Both Google and Apple rely on its individual app stores as an added selling point for its smartphone products, because what's a smartphone without the apps? Simply banking on a huge library, however, is only a small part of the equation.

Apps need to have an inherent retention power. They must provide enough features and perform excellently in order to remain situated in a user's app tray. It seems as if Android is failing to pinion itself strongly in this regard, at least compared with iOS. The reason might not be what we would expect.

More Apps Uninstalled On Android Than iOS

A new report from analytics platform AppsFlyer tackles this wholesale, with findings culled from 500 tracked apps on 20 million devices between September and October.

According to the data, three out of 10 apps will eventually be uninstalled, which is an interesting bit of data in and of itself, but one that became more interesting once AppsFlyer parsed it down to the two major platforms: Android and iOS, which sees Android suffer double the uninstall rate than that on iOS.

The findings also suggest that the United States has the lowest record of uninstalled apps of all the countries that were included in the research, while emerging markets where inexpensive, entry-level smartphones dominate the market, feature the highest uninstall rates.

Uninstalled Games

The same report also pits Android users as 43 percent more likely to uninstall a mobile game than iOS users, which enjoyed a considerably lower rate at 13 percent.

Limited Storage Space

The reason for this is surprisingly simple. According to to AppsFlyer, the problem is limited storage space.

iPads and iPhones typically have more internal storage compared with the average Android device. Apple products come with standard storage options often starting with 32 GB and up, while Android phones vary greatly.

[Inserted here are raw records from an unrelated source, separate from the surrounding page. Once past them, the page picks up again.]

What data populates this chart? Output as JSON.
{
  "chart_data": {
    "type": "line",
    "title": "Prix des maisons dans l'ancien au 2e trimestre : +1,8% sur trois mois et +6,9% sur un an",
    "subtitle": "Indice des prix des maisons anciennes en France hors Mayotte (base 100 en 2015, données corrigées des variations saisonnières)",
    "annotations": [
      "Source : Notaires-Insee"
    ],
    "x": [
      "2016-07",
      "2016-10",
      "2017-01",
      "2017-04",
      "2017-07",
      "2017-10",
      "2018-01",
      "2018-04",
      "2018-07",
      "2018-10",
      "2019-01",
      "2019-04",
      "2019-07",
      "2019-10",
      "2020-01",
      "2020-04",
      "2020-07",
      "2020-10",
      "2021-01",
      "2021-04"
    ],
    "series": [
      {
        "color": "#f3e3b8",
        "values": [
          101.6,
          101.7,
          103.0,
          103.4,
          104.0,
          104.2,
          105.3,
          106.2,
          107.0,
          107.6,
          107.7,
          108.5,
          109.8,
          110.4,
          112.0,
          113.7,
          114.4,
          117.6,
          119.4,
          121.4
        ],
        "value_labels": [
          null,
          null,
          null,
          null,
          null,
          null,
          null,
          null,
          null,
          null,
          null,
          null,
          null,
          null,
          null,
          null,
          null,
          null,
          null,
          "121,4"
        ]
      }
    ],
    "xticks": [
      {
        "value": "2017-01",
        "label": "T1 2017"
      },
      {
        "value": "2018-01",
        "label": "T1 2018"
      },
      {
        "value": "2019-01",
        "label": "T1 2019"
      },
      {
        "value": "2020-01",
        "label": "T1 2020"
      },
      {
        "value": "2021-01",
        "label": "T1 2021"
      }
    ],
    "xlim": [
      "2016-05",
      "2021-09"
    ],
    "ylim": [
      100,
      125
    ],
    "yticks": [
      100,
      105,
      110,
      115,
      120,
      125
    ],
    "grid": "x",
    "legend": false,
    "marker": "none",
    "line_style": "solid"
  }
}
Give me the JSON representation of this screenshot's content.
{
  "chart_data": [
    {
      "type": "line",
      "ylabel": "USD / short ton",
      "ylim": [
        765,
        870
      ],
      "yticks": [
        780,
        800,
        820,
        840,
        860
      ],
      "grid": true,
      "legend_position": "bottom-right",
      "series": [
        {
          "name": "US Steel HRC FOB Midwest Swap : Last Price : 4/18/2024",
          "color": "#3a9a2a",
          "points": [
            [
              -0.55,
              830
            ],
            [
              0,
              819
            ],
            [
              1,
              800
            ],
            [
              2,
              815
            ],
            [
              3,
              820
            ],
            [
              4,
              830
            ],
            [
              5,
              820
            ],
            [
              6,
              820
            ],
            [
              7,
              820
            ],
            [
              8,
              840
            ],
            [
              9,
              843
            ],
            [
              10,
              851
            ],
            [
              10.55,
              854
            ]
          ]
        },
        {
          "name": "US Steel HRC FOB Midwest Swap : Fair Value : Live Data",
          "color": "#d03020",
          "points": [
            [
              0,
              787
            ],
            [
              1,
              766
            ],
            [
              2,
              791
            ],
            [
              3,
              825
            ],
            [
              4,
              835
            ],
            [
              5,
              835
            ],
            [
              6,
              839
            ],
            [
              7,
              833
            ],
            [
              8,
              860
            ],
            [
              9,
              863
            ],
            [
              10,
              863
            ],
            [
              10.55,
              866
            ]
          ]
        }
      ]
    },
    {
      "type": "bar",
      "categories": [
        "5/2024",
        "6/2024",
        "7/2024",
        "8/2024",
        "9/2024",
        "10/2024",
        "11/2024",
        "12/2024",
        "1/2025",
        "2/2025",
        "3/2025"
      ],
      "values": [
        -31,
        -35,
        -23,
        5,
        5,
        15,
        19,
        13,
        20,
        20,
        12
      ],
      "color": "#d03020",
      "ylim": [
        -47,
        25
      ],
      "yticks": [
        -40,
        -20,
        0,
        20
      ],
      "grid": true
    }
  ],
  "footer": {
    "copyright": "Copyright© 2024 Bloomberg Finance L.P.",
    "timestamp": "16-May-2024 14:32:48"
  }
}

So before you spur any unnecessary debates with regards to which app store features the better selection of apps or a better audience, know that the research pins storage space as the primary facet of uninstall behavior. It wasn't able to touch on other factors such as incentivized installs, rate of in-app purchases, general cleanliness of an app store or even the dullness of apps, which are just few examples that influence install and uninstall behavior on both platforms.

Android Instant Apps

What would happen to Android's current percentage of uninstalled apps when Instant Apps begin rolling out widely? For the uninitiated, Instant Apps give users the same features of a particular app without installing it.

Since storage is the main problem according to AppsFlyer's research, how would Instant Apps affect app retention for Android users? That remains to be seen when Google finally pushes it out for everyone, but right now, at least we know why so many Android users uninstall apps.